October 17, 2017 09:54
While the world's attention is focused on North Korea's nuclear and missile programs, it has developed its hacking skills into "an almost perfect weapon" and earns as much as US$1 billion a year from cyberheists, The New York Times reported on Sunday.
The North has more than 6,000 hackers trained to steal secrets and money from foreign governments and companies, the daily quoted a U.S. intelligence expert as saying.
"Cyberheists may bring the North as much as $1 billion a year, or a third of the value of the nation's exports," the paper said.
North Korea's hacking was mostly limited to military targets until Kim Jong-un took power in 2011, but has expanded into theft, disrupting intelligence, and propaganda.

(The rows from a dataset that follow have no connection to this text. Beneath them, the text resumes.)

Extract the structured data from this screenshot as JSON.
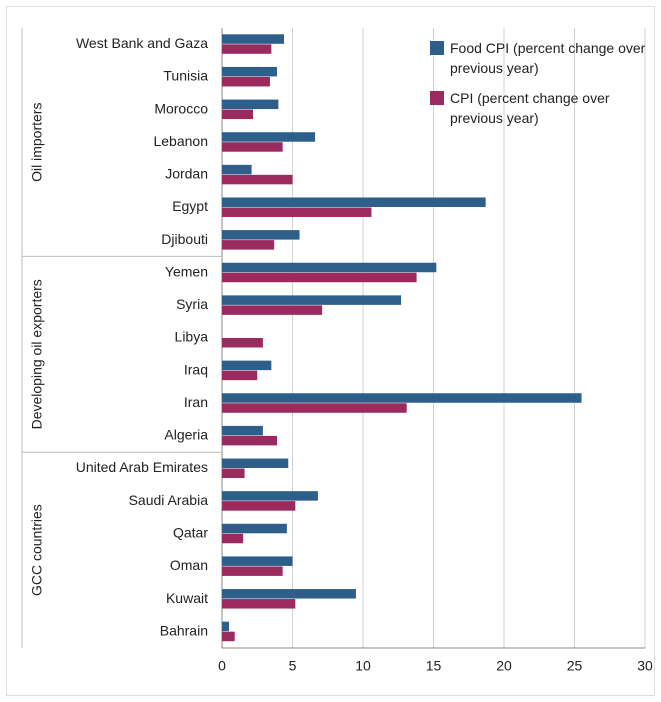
{
  "chart_data": {
    "type": "hbar",
    "groups": [
      {
        "name": "Oil importers",
        "categories": [
          "West Bank and Gaza",
          "Tunisia",
          "Morocco",
          "Lebanon",
          "Jordan",
          "Egypt",
          "Djibouti"
        ]
      },
      {
        "name": "Developing oil exporters",
        "categories": [
          "Yemen",
          "Syria",
          "Libya",
          "Iraq",
          "Iran",
          "Algeria"
        ]
      },
      {
        "name": "GCC countries",
        "categories": [
          "United Arab Emirates",
          "Saudi Arabia",
          "Qatar",
          "Oman",
          "Kuwait",
          "Bahrain"
        ]
      }
    ],
    "series": [
      {
        "name": "Food CPI (percent change over previous year)",
        "color": "#2e5f8a",
        "values": [
          4.4,
          3.9,
          4.0,
          6.6,
          2.1,
          18.7,
          5.5,
          15.2,
          12.7,
          null,
          3.5,
          25.5,
          2.9,
          4.7,
          6.8,
          4.6,
          5.0,
          9.5,
          0.5
        ]
      },
      {
        "name": "CPI (percent change over previous year)",
        "color": "#9b2a5e",
        "values": [
          3.5,
          3.4,
          2.2,
          4.3,
          5.0,
          10.6,
          3.7,
          13.8,
          7.1,
          2.9,
          2.5,
          13.1,
          3.9,
          1.6,
          5.2,
          1.5,
          4.3,
          5.2,
          0.9
        ]
      }
    ],
    "xlim": [
      0,
      30
    ],
    "xticks": [
      0,
      5,
      10,
      15,
      20,
      25,
      30
    ],
    "grid": true
  }
}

Its hackers have targeted Bitcoin and even tried to steal hard currency from the Federal Reserve Bank of New York.
It is believed Iran and North Korea share hacking knowhow along with missile technology. The daily pointed out that a North Korean cyberattack on South Korean banks and broadcasters in 2012 was very similar to an Iranian attack on Aramco, Saudi Arabia’s state-owned oil company, several months earlier.
The North apparently began training hackers in the 1990s.
"Everyone is focused on mushroom clouds," said Robert Silvers, a former assistant secretary for cyberpolicy at the U.S. Department of Homeland Security. "But there is far more potential for another kind of disastrous escalation."